Kann Linus9s und Björns Meinung nur zustimmen! Ein super Buch und hier liegt in der Kürze die Würze! Hervorzuheben ist vor allem der Humor von Nesser - da kommt man häufig ins Schmunzeln...

06.05.2004 19:46:26
Bjoern

Das Buch hat mir sehr gut gefallen. Nachdem ich zu erst: "Die Schwalbe...:" gelesen habe, ist dies nun mein zweites Nesser Buch.

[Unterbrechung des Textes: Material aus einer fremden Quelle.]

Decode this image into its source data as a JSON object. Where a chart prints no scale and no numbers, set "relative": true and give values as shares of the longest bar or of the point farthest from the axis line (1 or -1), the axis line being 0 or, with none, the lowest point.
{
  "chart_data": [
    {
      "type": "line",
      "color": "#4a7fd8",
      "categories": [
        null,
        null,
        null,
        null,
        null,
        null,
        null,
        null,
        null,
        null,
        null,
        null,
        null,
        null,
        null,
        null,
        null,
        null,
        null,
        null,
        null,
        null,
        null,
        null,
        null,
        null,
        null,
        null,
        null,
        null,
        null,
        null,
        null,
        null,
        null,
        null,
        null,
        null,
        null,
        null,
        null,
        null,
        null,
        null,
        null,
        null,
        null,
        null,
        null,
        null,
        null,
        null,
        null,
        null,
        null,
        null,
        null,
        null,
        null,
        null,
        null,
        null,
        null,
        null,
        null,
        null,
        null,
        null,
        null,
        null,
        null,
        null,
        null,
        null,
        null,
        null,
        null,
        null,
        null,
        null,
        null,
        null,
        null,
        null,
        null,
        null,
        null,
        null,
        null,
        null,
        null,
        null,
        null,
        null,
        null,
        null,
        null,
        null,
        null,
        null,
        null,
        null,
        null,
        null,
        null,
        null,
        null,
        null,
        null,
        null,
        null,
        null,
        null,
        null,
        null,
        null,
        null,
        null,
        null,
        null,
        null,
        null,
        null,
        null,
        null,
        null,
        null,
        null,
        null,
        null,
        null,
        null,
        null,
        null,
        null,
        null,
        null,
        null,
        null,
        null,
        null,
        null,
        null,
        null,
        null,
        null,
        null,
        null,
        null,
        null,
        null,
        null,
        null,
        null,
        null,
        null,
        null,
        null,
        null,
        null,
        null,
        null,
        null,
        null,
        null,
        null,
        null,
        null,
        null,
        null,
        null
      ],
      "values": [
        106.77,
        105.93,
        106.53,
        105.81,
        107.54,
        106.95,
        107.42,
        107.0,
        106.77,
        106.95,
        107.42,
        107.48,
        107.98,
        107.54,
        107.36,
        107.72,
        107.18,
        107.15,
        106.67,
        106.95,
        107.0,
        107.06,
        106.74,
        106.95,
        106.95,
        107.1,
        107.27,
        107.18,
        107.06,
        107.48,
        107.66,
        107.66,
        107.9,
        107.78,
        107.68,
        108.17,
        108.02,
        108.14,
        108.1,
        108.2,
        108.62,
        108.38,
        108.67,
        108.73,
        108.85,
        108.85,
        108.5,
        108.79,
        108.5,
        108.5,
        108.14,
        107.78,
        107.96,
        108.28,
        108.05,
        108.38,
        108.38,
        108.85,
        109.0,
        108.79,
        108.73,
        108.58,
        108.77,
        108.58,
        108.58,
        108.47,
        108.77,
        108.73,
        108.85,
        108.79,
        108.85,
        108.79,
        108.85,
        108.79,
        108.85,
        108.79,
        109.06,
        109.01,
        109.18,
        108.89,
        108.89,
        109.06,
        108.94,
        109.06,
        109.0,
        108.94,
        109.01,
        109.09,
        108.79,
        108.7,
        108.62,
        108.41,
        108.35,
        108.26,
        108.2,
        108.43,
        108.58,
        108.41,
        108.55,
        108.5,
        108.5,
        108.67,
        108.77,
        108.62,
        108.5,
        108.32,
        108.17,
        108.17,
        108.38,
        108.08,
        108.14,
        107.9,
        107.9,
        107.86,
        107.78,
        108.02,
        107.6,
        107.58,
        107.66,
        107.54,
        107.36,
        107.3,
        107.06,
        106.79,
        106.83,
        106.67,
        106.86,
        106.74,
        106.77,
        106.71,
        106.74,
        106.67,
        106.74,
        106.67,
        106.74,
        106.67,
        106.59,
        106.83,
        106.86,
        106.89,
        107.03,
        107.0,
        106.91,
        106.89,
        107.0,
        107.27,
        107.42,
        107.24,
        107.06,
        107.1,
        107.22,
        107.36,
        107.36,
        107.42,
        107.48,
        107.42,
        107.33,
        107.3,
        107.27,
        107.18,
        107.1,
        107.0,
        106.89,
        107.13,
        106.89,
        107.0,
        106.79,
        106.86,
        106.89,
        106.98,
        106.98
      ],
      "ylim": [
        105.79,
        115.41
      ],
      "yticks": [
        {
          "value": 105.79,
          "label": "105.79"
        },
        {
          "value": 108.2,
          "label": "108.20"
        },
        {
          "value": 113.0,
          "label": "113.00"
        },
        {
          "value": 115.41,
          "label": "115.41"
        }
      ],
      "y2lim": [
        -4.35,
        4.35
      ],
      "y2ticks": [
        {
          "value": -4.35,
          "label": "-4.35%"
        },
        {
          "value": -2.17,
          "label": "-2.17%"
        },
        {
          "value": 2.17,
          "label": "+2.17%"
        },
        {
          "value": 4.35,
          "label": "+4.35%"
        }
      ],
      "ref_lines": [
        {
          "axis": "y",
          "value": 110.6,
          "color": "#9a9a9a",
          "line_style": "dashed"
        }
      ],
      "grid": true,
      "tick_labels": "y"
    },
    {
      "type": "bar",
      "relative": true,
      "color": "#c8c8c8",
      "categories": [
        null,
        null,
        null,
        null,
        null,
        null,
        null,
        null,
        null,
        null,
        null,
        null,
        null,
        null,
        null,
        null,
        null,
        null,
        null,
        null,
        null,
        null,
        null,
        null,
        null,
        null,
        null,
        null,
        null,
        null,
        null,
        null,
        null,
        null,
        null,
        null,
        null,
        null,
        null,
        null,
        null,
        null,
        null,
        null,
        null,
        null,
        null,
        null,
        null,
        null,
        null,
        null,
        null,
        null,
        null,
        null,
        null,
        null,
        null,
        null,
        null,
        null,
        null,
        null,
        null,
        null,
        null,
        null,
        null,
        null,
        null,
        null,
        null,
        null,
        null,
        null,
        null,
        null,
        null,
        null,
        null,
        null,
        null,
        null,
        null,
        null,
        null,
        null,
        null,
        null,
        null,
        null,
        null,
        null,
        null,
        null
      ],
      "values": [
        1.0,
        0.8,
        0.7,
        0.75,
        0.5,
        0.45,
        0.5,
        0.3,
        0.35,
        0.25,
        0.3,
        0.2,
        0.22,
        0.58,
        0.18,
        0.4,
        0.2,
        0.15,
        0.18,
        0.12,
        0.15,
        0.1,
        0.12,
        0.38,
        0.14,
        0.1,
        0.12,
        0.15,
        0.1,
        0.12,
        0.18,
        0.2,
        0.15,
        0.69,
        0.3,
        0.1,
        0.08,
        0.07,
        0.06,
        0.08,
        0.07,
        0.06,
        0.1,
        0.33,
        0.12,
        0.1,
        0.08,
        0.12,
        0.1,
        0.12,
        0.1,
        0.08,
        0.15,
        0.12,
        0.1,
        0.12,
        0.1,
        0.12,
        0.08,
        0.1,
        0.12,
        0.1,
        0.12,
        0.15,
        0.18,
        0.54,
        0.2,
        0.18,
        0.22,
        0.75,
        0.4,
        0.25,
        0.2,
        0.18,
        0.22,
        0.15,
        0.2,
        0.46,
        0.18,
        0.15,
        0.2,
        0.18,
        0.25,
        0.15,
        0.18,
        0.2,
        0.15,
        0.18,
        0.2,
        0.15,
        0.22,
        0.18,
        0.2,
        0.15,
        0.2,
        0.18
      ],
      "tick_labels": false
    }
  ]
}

Die Sprache ist wieder umwerfend gut und er kommt nicht ganz so moralisch wie Mr. Mankell um die Ecke. Klasse Buch....nach drei
Tagen war ich fertig.

Björn

28.09.2003 22:53:50
Linus9

Ein toller Krimi! Silke? Der Täter war klar???? Da muss mir was entgangen sein? Und Daniel: Man sollte Mankell nicht mit Nesser vergleichen. Die Mankell-Bücher sind halt feiner gestrickt! Ich finde Mankell auch total klasse. Es ist das erste Buch von Nesser, das ich von ihm gelesen habe und ich denke, dieser Krimi ist gut gelungen. Freue mich auf die nächsten!

02.05.2003 16:57:08
Daniel Lienhard

Da bin ich mit den Ansichten von Coca und Silke gar nicht einer Meinung. Nachdem ich alle Mankells gelesen habe, erschien mir dieser Krimi etwas fad. Ich hoffe auf Besserung, nachdem Nesser doch hochgelobt wurde.

03.04.2003 13:35:13
Coca

Spitze Krimi, kann ich nur weiterempfehlen. Ich habe dieses Buch grade verschlungen so interessant und spannend fand ich es. Einfach nur genial.

30.12.2002 16:53:55
Silke

Super Krimi, Wenn auch der Täter ziemlich klar ist, aber das warum ist gu!